These forced expulsions are part of Israel’s strategy to limit the Palestinian presence in Jerusalem in order to claim full sovereignty over it. Two amazing Palestinian siblings who are one of the families being expelled started the hashtag #savesheikhjarrah and mobilized us all to defend our home. I also live in Sheikh Jarrah and have been witnessing the recent events first hand. Peaceful protestors have been coming to the neighborhood singing, praying, having Ramadan iftars with the threatened families. Israeli settlers have also been coming to Sheikh Jarrah under the protection of the Israeli military. As soon as we start singing, or chanting, or raising a Palestinian flags, the Israeli forces start to attack the protestors including Palestinians who are men, women, children, Muslim, Christian, Atheist and Queer. The disproportionate violence has been so heartbreaking to see. The way that the military is oppressing, shooting, arresting my friends, family, neighbors, and Palestinians in general has been disgusting. Sheikh Jarrah is a sample of how Israel was created on the ethnic cleansing of Palestinians from this land.
I live in Sheikh Jarrah and to the backdrop of the screams of my neighbors and fellow Palestinians running from rubber bullets, soldiers riding steroid-induced horses, the stench of skunk water, stun grenades and live bullets that the military has been using to deter protestors. Today I don’t know what I need to fear: The Israeli military, the armed settlers, or the lynch mobs looking to kill Arabs, or the chants of “Death To Arabs” that I hear in my neighborhood before I sleep. Today we feel like there is no one to protect us here and this is why we are reaching to the world that will hopefully see this injustice and finally step in.
As the events in Sheikh Jarrah and the following attacks on Palestinians have unraveled, the mainstream debate has been plagued by either anti-Arab or anti-Jewish sentiments. Criticizing the Israeli state’s policies is equated with anti-Semitism and support for the Palestinian struggle is deemed as the approval of jihadists.What are your thoughts of this limitation as a Palestinian individual?
First of all we here are Palestinians, we’re not the Arabs of Israel. Call us by our name. Israel has always been successful at denying the existence of Palestinians. There’s a big difference between Judaism and Zionism. We are speaking up against the policies of the Israeli State which are based on systematic oppression, discrimination, and racism against Palestinians. This is a fight for human rights and the equality the West loves to preach about. You cannot pick and choose who human rights apply to and you cannot build a country that favors one group of people over the other and even create laws to legitimize it. Israel has recently passed the discriminatory Nation State Law which specifies the nature of the State of Israel as the nation-state of the Jewish people. This place is holy to the three monotheistic religions, why would one have an authority over the others? Why would the Israeli Military attack Palestinian Muslim worshipers with stun grenades and rubber bullets at Al Aqsa Mosque? Why would they oppress Palestinian Christians who are trying to get to the Holy Sepulchre during the week of Easter? Also in these protests I have seen many Jews and Israelis who are joining Palestinians in the calls to end the occupation, to cut military funding to Israel, to stop ethnically cleansing Palestians. Are they also anti-Semitic? Are they self-hating Jews?
The international media starts reporting about Palestine after Hamas shoots a rocket. However this story doesn’t start here and has been going on for 73 years now. One cannot put the oppressor and the oppressed on the same level. Israel is one of the strongest militaries in the world that is, according to international law, occupying East Jerusalem.

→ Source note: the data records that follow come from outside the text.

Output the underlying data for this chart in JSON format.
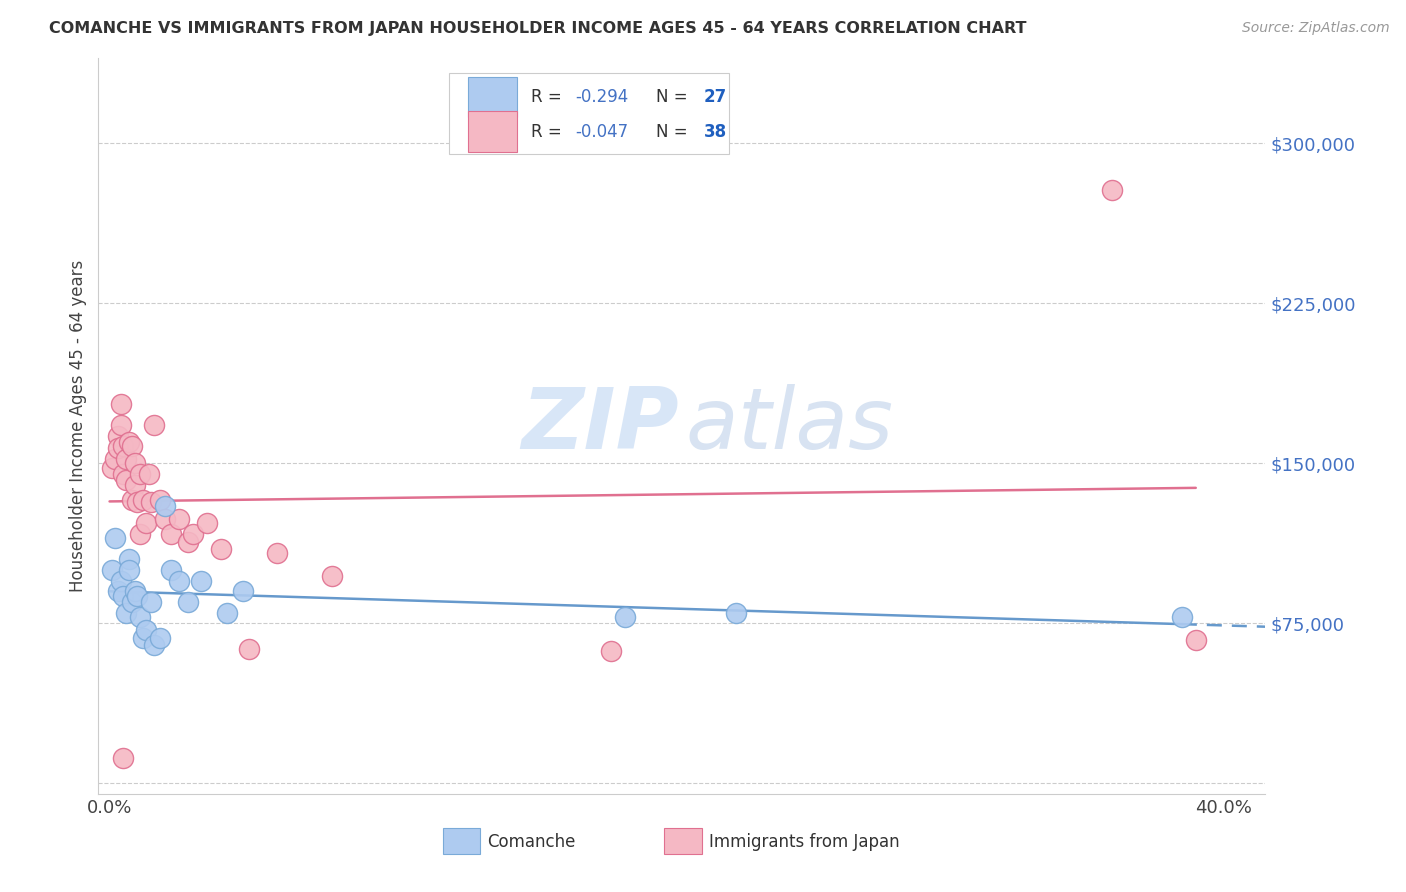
{
  "title": "COMANCHE VS IMMIGRANTS FROM JAPAN HOUSEHOLDER INCOME AGES 45 - 64 YEARS CORRELATION CHART",
  "source": "Source: ZipAtlas.com",
  "ylabel": "Householder Income Ages 45 - 64 years",
  "yticks": [
    0,
    75000,
    150000,
    225000,
    300000
  ],
  "ytick_labels": [
    "",
    "$75,000",
    "$150,000",
    "$225,000",
    "$300,000"
  ],
  "ylim": [
    -5000,
    340000
  ],
  "xlim": [
    -0.004,
    0.415
  ],
  "watermark_zip": "ZIP",
  "watermark_atlas": "atlas",
  "legend_r1": "-0.294",
  "legend_n1": "27",
  "legend_r2": "-0.047",
  "legend_n2": "38",
  "color_blue_fill": "#AECBF0",
  "color_pink_fill": "#F5B8C4",
  "color_blue_edge": "#7AAAD8",
  "color_pink_edge": "#E07090",
  "color_blue_line": "#6699CC",
  "color_pink_line": "#E07090",
  "color_blue_text": "#4472C4",
  "color_pink_text": "#4472C4",
  "color_N_blue": "#1F5FBF",
  "color_axis_text": "#4472C4",
  "background": "#FFFFFF",
  "comanche_x": [
    0.001,
    0.002,
    0.003,
    0.004,
    0.005,
    0.006,
    0.007,
    0.007,
    0.008,
    0.009,
    0.01,
    0.011,
    0.012,
    0.013,
    0.015,
    0.016,
    0.018,
    0.02,
    0.022,
    0.025,
    0.028,
    0.033,
    0.042,
    0.048,
    0.185,
    0.225,
    0.385
  ],
  "comanche_y": [
    100000,
    115000,
    90000,
    95000,
    88000,
    80000,
    105000,
    100000,
    85000,
    90000,
    88000,
    78000,
    68000,
    72000,
    85000,
    65000,
    68000,
    130000,
    100000,
    95000,
    85000,
    95000,
    80000,
    90000,
    78000,
    80000,
    78000
  ],
  "japan_x": [
    0.001,
    0.002,
    0.003,
    0.003,
    0.004,
    0.004,
    0.005,
    0.005,
    0.006,
    0.006,
    0.007,
    0.008,
    0.008,
    0.009,
    0.009,
    0.01,
    0.011,
    0.011,
    0.012,
    0.013,
    0.014,
    0.015,
    0.016,
    0.018,
    0.02,
    0.022,
    0.025,
    0.028,
    0.03,
    0.035,
    0.04,
    0.05,
    0.06,
    0.08,
    0.18,
    0.005,
    0.36,
    0.39
  ],
  "japan_y": [
    148000,
    152000,
    163000,
    157000,
    178000,
    168000,
    158000,
    145000,
    152000,
    142000,
    160000,
    158000,
    133000,
    150000,
    140000,
    132000,
    117000,
    145000,
    133000,
    122000,
    145000,
    132000,
    168000,
    133000,
    124000,
    117000,
    124000,
    113000,
    117000,
    122000,
    110000,
    63000,
    108000,
    97000,
    62000,
    12000,
    278000,
    67000
  ]
}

Pro-Israel critics of queers supporting Palestine often use the popular argument of “Israel supports the LGBTQI+ people as the most democratic country in the Middle East.” It could be said that the Tel Aviv Pride, public relations campaigns and a budget of millions of dollars are working for Israel’s favor. What would you like to say about Israel’s pinkwashing? Is Israel really “the most democratic country in the Middle East?” How real is Israel’s queer friendly face which is turned towards the West? Or whose Israel is “that Israel?”
Israel has been so successful at brainwashing the International queer community into thinking that it is a safe haven for queers and queer Palestinians. However, I have witnessed with my own eyes their brutality against my queer friends who have been arrested, attacked, and stepped on by soldiers in scenes very reminiscent to George Floyd. Israel claims that it is a feminist and queer friendly country. However, it is attacking Palestinian women and queers who are in Gaza, Jerusalem, 1948 Palestine, and the West Bank. The military does not stop to ask if the person they are about to attack is queer; there have been many videos surfacing from Sheikh Jarrah by citizen journalists of women being hit, dragged by their hijabs, and arrested. Weaponizing our sexualities in order to justify oppression is evil. We are Palestinian queers living in Palestine and we are saying that we don’t believe in these pinkwashing strategies.

You co-produced “Klefi/Samed” with Hatari who represented Iceland at the Eurovision Song Contest in 2019. This song became really popular and you performed in Iceland and other European countries together. How did this collaboration happen? How do you think this project contributed to the Palestinian queer community and to you as a queer Palestinian artist?
I met Hatari on Skype before they participated in Eurovision because they were interested in speaking to Palestinian artists. I had read in articles that they chose to participate in the Eurovision Contest held in Tel Aviv to make a protest statement against the occupation. So I decided to continue my conversation with them which ended up in the collaboration on the “Klefi/ Samed.” It was important for me to make a disruption in the bubble of Eurovision and Tel Aviv because both promote themselves as a place of unity and love, except when it comes to Palestine. It was important for me to remind those attending and performing at Eurovision that they are dancing on the graves of the millions of Palestinians displaced and that by holding this event in Tel Aviv would be normalizing the oppression of my people.

Why should queer people support the Palestinian struggle? Why is it important for you?
The fight for the freedom of Palestine is intersectional. It is a feminist issue, a queer issue, racial justice issue. Soldiers don’t stop to ask Palestinians if they are queer before attacking them. They attack indiscriminately and we are all receiving collective punishment. It does not stop to check whether there are kids or women or gay people before bombing Gaza. In fact there have been many videos of soldiers attacking my friends, dragging women by their hijabs, stepping on their necks and pinning them to the ground. Oppression does not discriminate.
Tel Aviv is painted as the haven for queers in the Middle East. This is an example of using the queer community in order to justify the oppression of Palestine, and unfortunately the world believes fake reality. As queer Palestinians, we demand that our sexuality not be weaponized. If you fight for feminism, BLM, queer liberation, then it would be hypocritical to not support Palestine.
My message to the world is that we are here fighting for the liberation of ALL in Palestine, and we are tired of the world believing the pinkwashing of Israel’s crime at our expense.
I remember when I went to college in the US the first week I went to Lady Gaga’s Monster Ball in DC. She taught me about self love and to unapologetically be myself. She preached about equality and fighting injustice, she fought against “Don’t Ask Don’t Tell,” she campaigned against Trump, but now I wonder where she is? I watch Rupaul’s Drag Race religiously who speaks of women’s rights, queer liberation, Black Lives Matter, equality and justice. Now that Palestine has made world news, there is radio silence. Why does the world stay silent when it is clear that Palestinians are being oppressed? Being neutral means taking sides, being neutral means continuing to support the occupation and oppression of ALL Palestinians alike.
Human rights are valid for all regardless of your sexuality.